Il suffit de suivre l’actualité pour constater que la protection de l’environnement est désormais un sujet incontournable. Changements climatiques, bornes rechargeables et développement durable sont autant d’expressions qui se sont ancrées dans nos conversations au fil des dernières années. L’émergence de Québec Solidaire, particulièrement auprès des millénariaux, est un autre signe que le courant vert a la cote.

«Tant mieux s’il s’agit d’une tendance, mais pour moi, cette réflexion a débuté il y a longtemps, témoigne Frédéric Pierre. Je suis en train de me construire une maison écologique. Pas parce que c’est à la mode, mais parce que je réfléchis à ce concept de maison passive depuis une quinzaine d’années. Il suffit d’orienter la maison plein sud, d’avoir un plancher de béton qui retient la chaleur et de l’isoler au max. Il m’apparait alors clair qu’on vient de réduire notre consommation d’énergie au maximum. C’était pourtant zéro tendance en 2005. Je ne savais même pas que ça existait et que des Allemands avaient inventé le concept. Mon père faisait son compost depuis les années 80, alors j’ai grandi avec ce souci environnemental bien avant que ce soit à la mode!

– Je déteste que l’environnement soit considéré comme une mode, réplique Yannick De Martino.
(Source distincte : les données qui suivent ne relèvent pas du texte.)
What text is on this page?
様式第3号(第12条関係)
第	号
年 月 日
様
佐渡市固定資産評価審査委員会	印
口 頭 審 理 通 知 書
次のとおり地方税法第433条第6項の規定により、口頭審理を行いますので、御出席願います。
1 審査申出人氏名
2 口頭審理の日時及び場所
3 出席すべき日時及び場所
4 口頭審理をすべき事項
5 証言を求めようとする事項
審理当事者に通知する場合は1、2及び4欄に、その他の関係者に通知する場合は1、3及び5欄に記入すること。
Parce que quand tu as affaire à une mode, il y a toujours des gens qui ne prennent pas ça au sérieux, sous prétexte que ce sont des affaires de jeunes. Chaque tendance amène son lot de réactionnaires. Comme si faire du compost devait être cool pour certains et pas cool pour d’autres. À mon avis, le compost devrait être obligatoire. On n’a pas le choix de faire attention! On est divisés dans un domaine où on ne devrait pas pouvoir l’être.»

Pour en revenir sur un plan plus terre-à-terre, est-ce que ça coûte cher d’être tendance en 2019?

«Je pense que c’est assez évident que ça requiert un bon budget, admet Frédéric.

– Je ne suis pas d’accord avec toi, l’interrompt Claude. Pour mes vêtements, en tous cas, ça ne me coûte pas plus cher. Je vais dans les friperies et c’est là que je prends le plus de plaisir à chercher des trésors. Je déteste acheter une chemise qui coûte 100 $. Par contre, lorsque je la paye 2 $, j’ai l’impression d’acheter un truc unique qui devient un coup de cœur. Tu peux suivre les tendances musicales, celles des séries télévisées et de la mode, ça ne te coûtera pas nécessairement plus cher.

– Tu confirmes que la tendance, en 2019, tient beaucoup à l’audace, renchérit Yannick. Mais il faut que tu sois allumé là-dessus, parce que je ne suis pas convaincu que les gens qui fréquentent le Village des Valeurs savent exactement ce qui est tendance. Alors ça se peut que le vêtement en question ne soit pas en display…»

Vous voilà maintenant avertis. Au boulot! Mais vous constaterez sans doute rapidement qu’il n’est pas toujours facile d’être dans le vent…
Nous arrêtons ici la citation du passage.